On Tuesday, OAN’s Chanel Rion defended the movie’s “damning evidence” of “explicitly illegal” activity, and pushed back against “so-called fact checkers” with location data whataboutism and wild speculation about conspirators “using blue surgical gloves in the dead of night … in an eerily systematic fashion.” Rion concluded the report with the statement that True the Vote, the right-wing nonprofit D’Souza worked with, would release its video footage to “confirm to the naysayers” that “President Biden is as illegitimate a president as the evidence illustrates.”
And OAN’s continuing stalwart support of the Big Lie doesn’t stop with promoting the latest installment in D’Souza’s preposterous career:
- On Saturday, Weekly Briefing devoted a significant portion of an interview with Arizona gubernatorial candidate Kari Lake to long-debunked allegations of election fraud, including “SharpieGate,” of which Lake “personally” claimed to have been a victim. Lake told Rion that “we’re going to drag the 2020 election out, … under the spotlight, and we’re going to examine what went wrong.

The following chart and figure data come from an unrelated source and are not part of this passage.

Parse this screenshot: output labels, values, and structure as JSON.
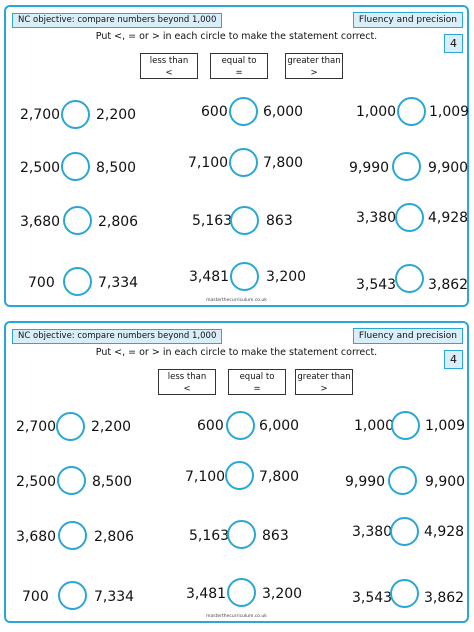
{
  "sheets": [
    {
      "objective": "NC objective: compare numbers beyond 1,000",
      "badge": "Fluency and precision",
      "number": "4",
      "instruction": "Put <, = or > in each circle to make the statement correct.",
      "keys": [
        {
          "title": "less than",
          "symbol": "<"
        },
        {
          "title": "equal to",
          "symbol": "="
        },
        {
          "title": "greater than",
          "symbol": ">"
        }
      ],
      "rows": [
        [
          [
            "2,700",
            "2,200"
          ],
          [
            "600",
            "6,000"
          ],
          [
            "1,000",
            "1,009"
          ]
        ],
        [
          [
            "2,500",
            "8,500"
          ],
          [
            "7,100",
            "7,800"
          ],
          [
            "9,990",
            "9,900"
          ]
        ],
        [
          [
            "3,680",
            "2,806"
          ],
          [
            "5,163",
            "863"
          ],
          [
            "3,380",
            "4,928"
          ]
        ],
        [
          [
            "700",
            "7,334"
          ],
          [
            "3,481",
            "3,200"
          ],
          [
            "3,543",
            "3,862"
          ]
        ]
      ],
      "footer": "masterthecurriculum.co.uk"
    },
    {
      "objective": "NC objective: compare numbers beyond 1,000",
      "badge": "Fluency and precision",
      "number": "4",
      "instruction": "Put <, = or > in each circle to make the statement correct.",
      "keys": [
        {
          "title": "less than",
          "symbol": "<"
        },
        {
          "title": "equal to",
          "symbol": "="
        },
        {
          "title": "greater than",
          "symbol": ">"
        }
      ],
      "rows": [
        [
          [
            "2,700",
            "2,200"
          ],
          [
            "600",
            "6,000"
          ],
          [
            "1,000",
            "1,009"
          ]
        ],
        [
          [
            "2,500",
            "8,500"
          ],
          [
            "7,100",
            "7,800"
          ],
          [
            "9,990",
            "9,900"
          ]
        ],
        [
          [
            "3,680",
            "2,806"
          ],
          [
            "5,163",
            "863"
          ],
          [
            "3,380",
            "4,928"
          ]
        ],
        [
          [
            "700",
            "7,334"
          ],
          [
            "3,481",
            "3,200"
          ],
          [
            "3,543",
            "3,862"
          ]
        ]
      ],
      "footer": "masterthecurriculum.co.uk"
    }
  ],
  "colors": {
    "accent": "#2aa7d4",
    "badge_fill": "#d9eef8"
  }
}
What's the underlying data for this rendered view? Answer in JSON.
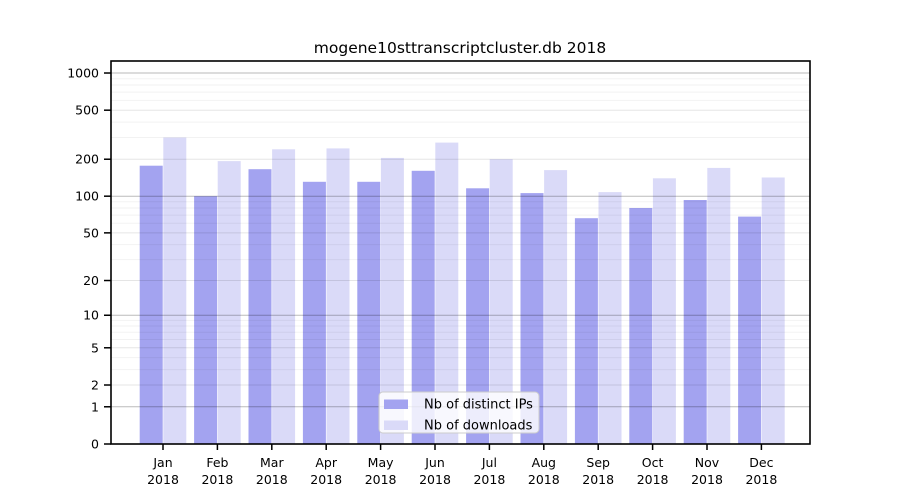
{
  "chart_data": {
    "type": "bar",
    "title": "mogene10sttranscriptcluster.db 2018",
    "year_label": "2018",
    "categories": [
      "Jan",
      "Feb",
      "Mar",
      "Apr",
      "May",
      "Jun",
      "Jul",
      "Aug",
      "Sep",
      "Oct",
      "Nov",
      "Dec"
    ],
    "series": [
      {
        "name": "Nb of distinct IPs",
        "color": "#a3a3f0",
        "values": [
          177,
          100,
          166,
          131,
          131,
          161,
          116,
          106,
          66,
          80,
          93,
          68
        ]
      },
      {
        "name": "Nb of downloads",
        "color": "#dadaf8",
        "values": [
          300,
          193,
          241,
          245,
          205,
          273,
          200,
          163,
          108,
          140,
          170,
          142
        ]
      }
    ],
    "yscale": "log1p",
    "yticks": [
      0,
      1,
      2,
      5,
      10,
      20,
      50,
      100,
      200,
      500,
      1000
    ],
    "ylim": [
      0,
      1251
    ],
    "grid": "horizontal-log-minor",
    "legend_position": "bottom-center",
    "colors": {
      "spine": "#000000",
      "grid_major": "rgba(0,0,0,0.27)",
      "grid_sub": "rgba(0,0,0,0.10)",
      "grid_minor": "rgba(0,0,0,0.05)",
      "legend_bg": "rgba(255,255,255,0.8)",
      "legend_border": "#cccccc"
    }
  }
}
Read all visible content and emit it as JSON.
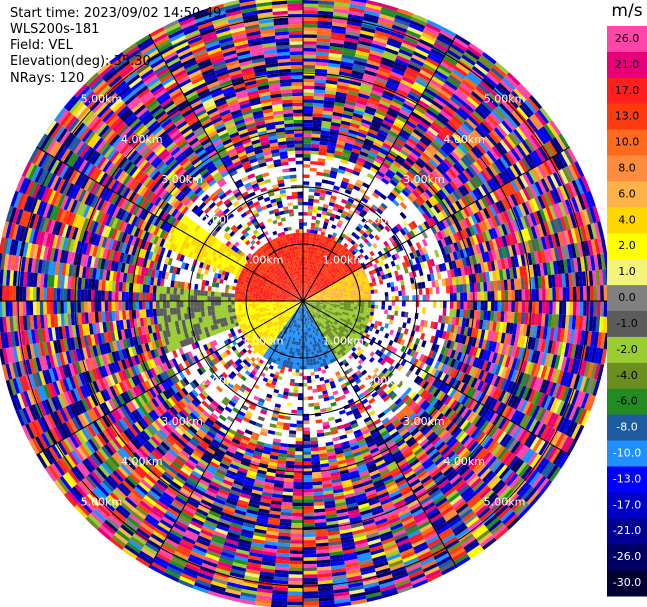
{
  "header": {
    "start_time": "Start time: 2023/09/02 14:50:49",
    "site": "WLS200s-181",
    "field": "Field: VEL",
    "elevation": "Elevation(deg): 35.30",
    "nrays": "NRays: 120"
  },
  "colorbar": {
    "unit": "m/s",
    "ticks": [
      "26.0",
      "21.0",
      "17.0",
      "13.0",
      "10.0",
      "8.0",
      "6.0",
      "4.0",
      "2.0",
      "1.0",
      "0.0",
      "-1.0",
      "-2.0",
      "-4.0",
      "-6.0",
      "-8.0",
      "-10.0",
      "-13.0",
      "-17.0",
      "-21.0",
      "-26.0",
      "-30.0"
    ],
    "colors": [
      "#ff44aa",
      "#e8007a",
      "#ff1e1e",
      "#ff3b10",
      "#ff6a1c",
      "#ff8c3c",
      "#ffb347",
      "#ffd700",
      "#ffff00",
      "#f4f47a",
      "#808080",
      "#5c5c5c",
      "#9acd32",
      "#6b8e23",
      "#228b22",
      "#1e5aa0",
      "#1e90ff",
      "#0000ff",
      "#0000c8",
      "#000096",
      "#000064",
      "#000033"
    ]
  },
  "chart_data": {
    "type": "heatmap",
    "plot_type": "PPI polar scan",
    "field": "VEL",
    "units": "m/s",
    "elevation_deg": 35.3,
    "n_rays": 120,
    "range_rings_km": [
      1.0,
      2.0,
      3.0,
      4.0,
      5.0
    ],
    "ring_labels": [
      "1.00km",
      "2.00km",
      "3.00km",
      "4.00km",
      "5.00km"
    ],
    "max_range_km": 5.4,
    "clean_region": {
      "max_range_km": 1.2,
      "sectors": [
        {
          "az_from": 270,
          "az_to": 60,
          "velocity": 13.0
        },
        {
          "az_from": 60,
          "az_to": 90,
          "velocity": 4.0
        },
        {
          "az_from": 90,
          "az_to": 150,
          "velocity": -4.0
        },
        {
          "az_from": 150,
          "az_to": 215,
          "velocity": -10.0
        },
        {
          "az_from": 215,
          "az_to": 270,
          "velocity": 2.0
        }
      ]
    },
    "clean_region_outer": {
      "max_range_km": 2.6,
      "sectors": [
        {
          "az_from": 290,
          "az_to": 305,
          "velocity": 2.0
        },
        {
          "az_from": 250,
          "az_to": 275,
          "velocity": -2.0
        }
      ]
    },
    "far_field": "noise (random velocities, -30 to 26 m/s)"
  }
}
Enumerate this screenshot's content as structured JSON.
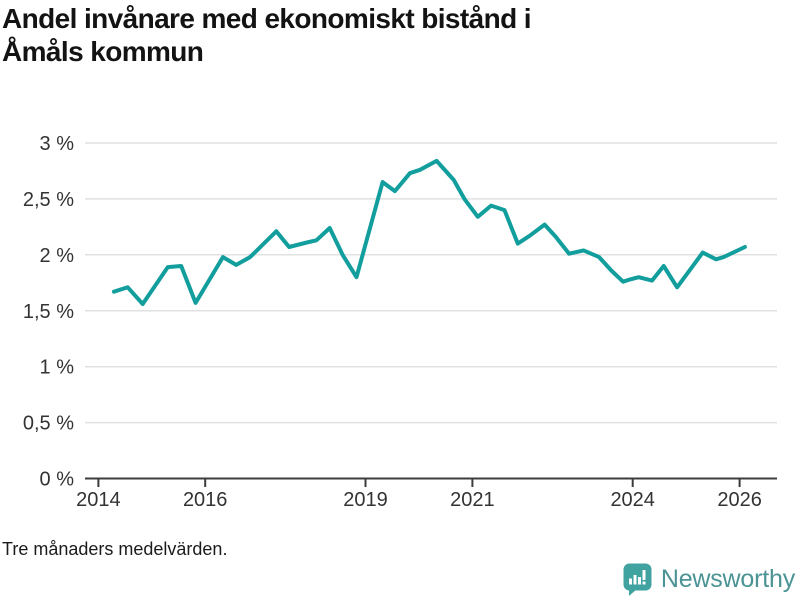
{
  "chart_data": {
    "type": "line",
    "title": "Andel invånare med ekonomiskt bistånd i\nÅmåls kommun",
    "footnote": "Tre månaders medelvärden.",
    "xlabel": "",
    "ylabel": "",
    "unit": "%",
    "xlim": [
      2013.75,
      2026.7
    ],
    "ylim": [
      0,
      3
    ],
    "grid": true,
    "legend": "none",
    "ygridlines": [
      0.5,
      1,
      1.5,
      2,
      2.5,
      3
    ],
    "yticks": [
      {
        "v": 0,
        "label": "0 %"
      },
      {
        "v": 0.5,
        "label": "0,5 %"
      },
      {
        "v": 1,
        "label": "1 %"
      },
      {
        "v": 1.5,
        "label": "1,5 %"
      },
      {
        "v": 2,
        "label": "2 %"
      },
      {
        "v": 2.5,
        "label": "2,5 %"
      },
      {
        "v": 3,
        "label": "3 %"
      }
    ],
    "xticks": [
      {
        "v": 2014,
        "label": "2014"
      },
      {
        "v": 2016,
        "label": "2016"
      },
      {
        "v": 2019,
        "label": "2019"
      },
      {
        "v": 2021,
        "label": "2021"
      },
      {
        "v": 2024,
        "label": "2024"
      },
      {
        "v": 2026,
        "label": "2026"
      }
    ],
    "series": [
      {
        "name": "Andel invånare med ekonomiskt bistånd, Åmåls kommun",
        "color": "#129e9c",
        "points": [
          [
            2014.29,
            1.67
          ],
          [
            2014.55,
            1.71
          ],
          [
            2014.83,
            1.56
          ],
          [
            2015.3,
            1.89
          ],
          [
            2015.55,
            1.9
          ],
          [
            2015.82,
            1.57
          ],
          [
            2016.33,
            1.98
          ],
          [
            2016.58,
            1.91
          ],
          [
            2016.84,
            1.98
          ],
          [
            2017.33,
            2.21
          ],
          [
            2017.57,
            2.07
          ],
          [
            2017.9,
            2.11
          ],
          [
            2018.08,
            2.13
          ],
          [
            2018.33,
            2.24
          ],
          [
            2018.57,
            2.0
          ],
          [
            2018.83,
            1.8
          ],
          [
            2019.32,
            2.65
          ],
          [
            2019.55,
            2.57
          ],
          [
            2019.83,
            2.73
          ],
          [
            2020.02,
            2.76
          ],
          [
            2020.33,
            2.84
          ],
          [
            2020.65,
            2.67
          ],
          [
            2020.85,
            2.5
          ],
          [
            2021.1,
            2.34
          ],
          [
            2021.35,
            2.44
          ],
          [
            2021.6,
            2.4
          ],
          [
            2021.85,
            2.1
          ],
          [
            2022.07,
            2.17
          ],
          [
            2022.35,
            2.27
          ],
          [
            2022.56,
            2.16
          ],
          [
            2022.81,
            2.01
          ],
          [
            2023.08,
            2.04
          ],
          [
            2023.37,
            1.98
          ],
          [
            2023.6,
            1.86
          ],
          [
            2023.82,
            1.76
          ],
          [
            2023.95,
            1.78
          ],
          [
            2024.11,
            1.8
          ],
          [
            2024.36,
            1.77
          ],
          [
            2024.58,
            1.9
          ],
          [
            2024.83,
            1.71
          ],
          [
            2025.31,
            2.02
          ],
          [
            2025.56,
            1.96
          ],
          [
            2025.7,
            1.98
          ],
          [
            2026.1,
            2.07
          ]
        ]
      }
    ],
    "colors": {
      "line": "#129e9c",
      "gridline": "#e1e1e1",
      "axis": "#3c3c3c",
      "tick_label": "#333333",
      "title": "#131313"
    }
  },
  "branding": {
    "logo_text": "Newsworthy",
    "icon": "newsworthy-bars-icon",
    "icon_color": "#41a3a0",
    "text_color": "#4b9394"
  }
}
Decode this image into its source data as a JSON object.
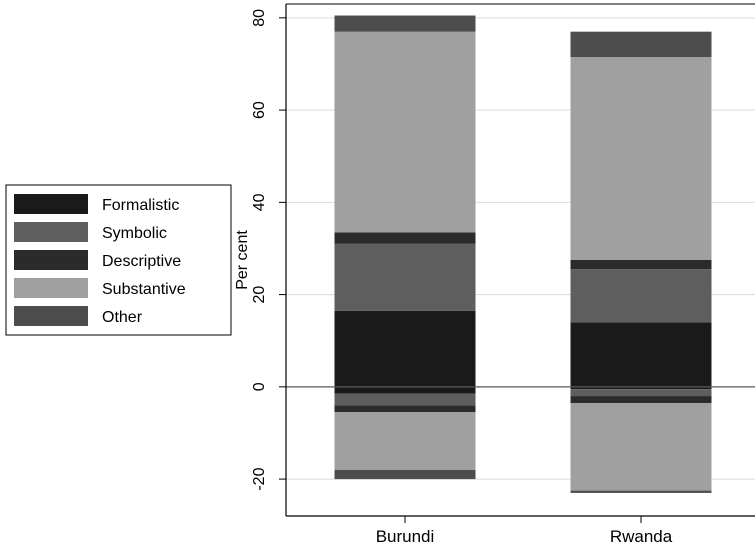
{
  "chart_data": {
    "type": "bar",
    "stacked": true,
    "title": "",
    "xlabel": "",
    "ylabel": "Per cent",
    "ylim": [
      -28,
      83
    ],
    "yticks": [
      -20,
      0,
      20,
      40,
      60,
      80
    ],
    "grid": true,
    "legend_position": "left",
    "categories": [
      "Burundi",
      "Rwanda"
    ],
    "series": [
      {
        "name": "Formalistic",
        "color": "#1a1a1a",
        "positive": [
          16.5,
          14.0
        ],
        "negative": [
          -1.5,
          -0.5
        ]
      },
      {
        "name": "Symbolic",
        "color": "#5e5e5e",
        "positive": [
          14.5,
          11.5
        ],
        "negative": [
          -2.5,
          -1.5
        ]
      },
      {
        "name": "Descriptive",
        "color": "#2b2b2b",
        "positive": [
          2.5,
          2.0
        ],
        "negative": [
          -1.5,
          -1.5
        ]
      },
      {
        "name": "Substantive",
        "color": "#a0a0a0",
        "positive": [
          43.5,
          44.0
        ],
        "negative": [
          -12.5,
          -19.0
        ]
      },
      {
        "name": "Other",
        "color": "#4d4d4d",
        "positive": [
          3.5,
          5.5
        ],
        "negative": [
          -2.0,
          -0.5
        ]
      }
    ]
  }
}
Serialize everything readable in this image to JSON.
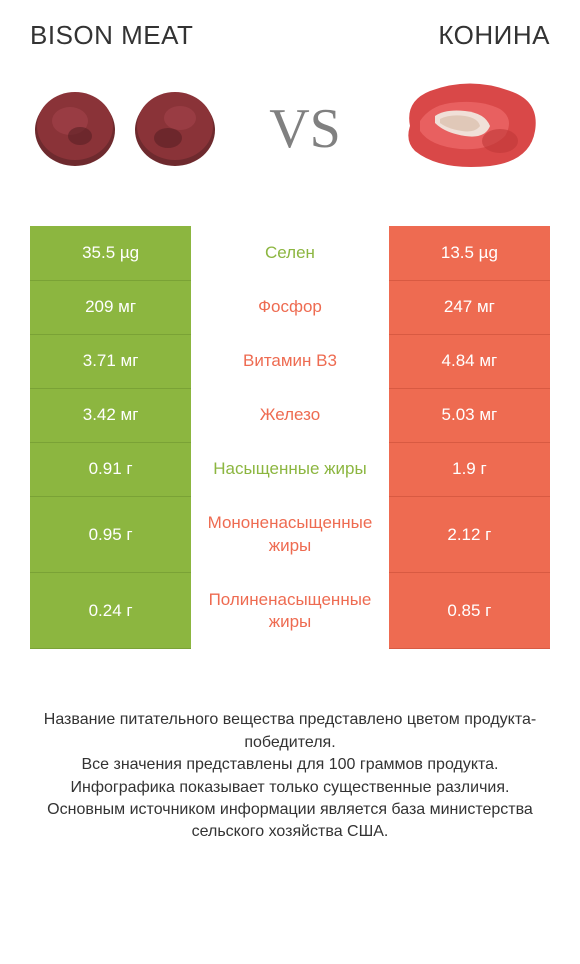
{
  "header": {
    "left_title": "BISON MEAT",
    "right_title": "КОНИНА",
    "vs": "VS"
  },
  "colors": {
    "left_bg": "#8cb640",
    "left_border": "#7aa236",
    "right_bg": "#ee6b51",
    "right_border": "#d85a42",
    "left_text": "#8cb640",
    "right_text": "#ee6b51",
    "vs_color": "#808080",
    "body_text": "#333333"
  },
  "rows": [
    {
      "left": "35.5 µg",
      "label": "Селен",
      "right": "13.5 µg",
      "winner": "left"
    },
    {
      "left": "209 мг",
      "label": "Фосфор",
      "right": "247 мг",
      "winner": "right"
    },
    {
      "left": "3.71 мг",
      "label": "Витамин B3",
      "right": "4.84 мг",
      "winner": "right"
    },
    {
      "left": "3.42 мг",
      "label": "Железо",
      "right": "5.03 мг",
      "winner": "right"
    },
    {
      "left": "0.91 г",
      "label": "Насыщенные жиры",
      "right": "1.9 г",
      "winner": "left"
    },
    {
      "left": "0.95 г",
      "label": "Мононенасыщенные жиры",
      "right": "2.12 г",
      "winner": "right"
    },
    {
      "left": "0.24 г",
      "label": "Полиненасыщенные жиры",
      "right": "0.85 г",
      "winner": "right"
    }
  ],
  "footer": {
    "line1": "Название питательного вещества представлено цветом продукта-победителя.",
    "line2": "Все значения представлены для 100 граммов продукта.",
    "line3": "Инфографика показывает только существенные различия.",
    "line4": "Основным источником информации является база министерства сельского хозяйства США."
  }
}
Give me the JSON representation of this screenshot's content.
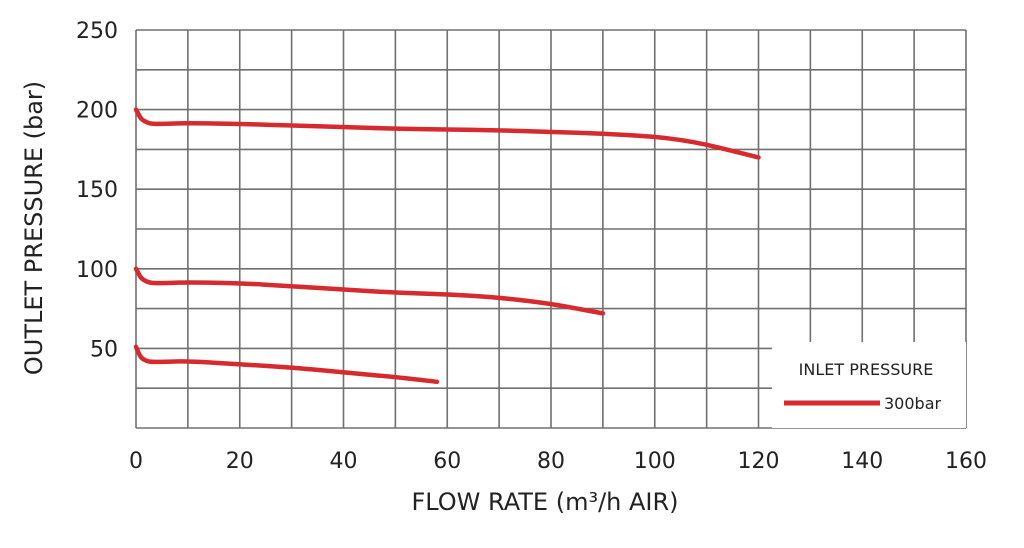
{
  "chart_data": {
    "type": "line",
    "title": "",
    "xlabel": "FLOW RATE (m³/h AIR)",
    "ylabel": "OUTLET PRESSURE (bar)",
    "xlim": [
      0,
      160
    ],
    "ylim": [
      0,
      250
    ],
    "x_ticks": [
      0,
      20,
      40,
      60,
      80,
      100,
      120,
      140,
      160
    ],
    "y_ticks": [
      50,
      100,
      150,
      200,
      250
    ],
    "grid": true,
    "legend_placement": "bottom-right",
    "legend_title": "INLET PRESSURE",
    "line_color": "#d62a2f",
    "series": [
      {
        "name": "300bar",
        "x": [
          0,
          0.5,
          1,
          2,
          3,
          5,
          10,
          20,
          30,
          40,
          50,
          60,
          70,
          80,
          90,
          100,
          105,
          110,
          115,
          120
        ],
        "y": [
          200,
          197,
          194,
          192,
          191,
          191,
          191.5,
          191,
          190,
          189,
          188,
          187.5,
          187,
          186,
          185,
          183,
          181,
          178,
          174,
          170
        ]
      },
      {
        "name": "",
        "x": [
          0,
          0.5,
          1,
          2,
          3,
          5,
          10,
          20,
          30,
          40,
          50,
          60,
          70,
          80,
          85,
          90
        ],
        "y": [
          100,
          97,
          94,
          92,
          91,
          91,
          91.5,
          91,
          89,
          87,
          85,
          84,
          82,
          78,
          75,
          72
        ]
      },
      {
        "name": "",
        "x": [
          0,
          0.5,
          1,
          2,
          3,
          5,
          10,
          20,
          30,
          40,
          50,
          58
        ],
        "y": [
          51,
          47,
          44,
          42,
          41.5,
          41.5,
          42,
          40,
          38,
          35,
          32,
          29
        ]
      }
    ]
  }
}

We’ll take that forensic audit, we’re going to find each and every loophole that was used to cheat and steal our vote, and we’re going to fix it.”
- Rion is a co-founder of Voices & Votes, a nonprofit founded with former OAN host Christina Bobb to fund Arizona-style election audits in Pennsylvania, Wisconsin, Michigan, and Georgia. During her time at OAN, Bobb used Voices & Votes to fund the Arizona audit, while using her OAN coverage of the same audit to fundraise for the group.
- In January, while defending itself against a $1.6 billion defamation suit from Dominion Voting Systems, OAN aired a regular guest’s highly misleading claim that U.S. courts found Dominion machines “to be illegal” prior to the 2020 election.
- That same month, OAN devoted part of an interview with former President Donald Trump to lies about a rigged election. Trump told Bobb, whom he later hired back from OAN, that “you cover this better than anybody, and what you do and what OAN does is so important.”
- OAN devoted large chunks of its summer 2021 programming to the deluded election fantasies of MyPillow CEO Mike Lindell. The network aired or promoted his many “documentaries” purporting to prove fraud; gave him friendly interviews to push his crusade; advertised his three-day “cyber symposium” over 150 times in one week, then aired over 30 hours of it live; and, on one occasion, gave 2 hours of prime-time coverage up to a livestream of Lindell’s various grievances.
- In March 2021, OAN founder and CEO Robert Herring endorsed further investigation of election fraud allegations, claiming that type of fraud that targeted Trump “probably happened to Roy Moore,” a former GOP Senate candidate whose 2017 special election campaign imploded under reports of child sexual abuse, “and it’s probably happening to a lot of others. We need to investigate this, really. I mean, seriously, the people need to figure out what’s happening.”
A highly specific and likely legally compelled report debunking false claims about ballot counting, in only one location, without even a mention of its previous false reports, is not a change of course for the network. Spreading lies about election fraud is OAN’s bread and butter.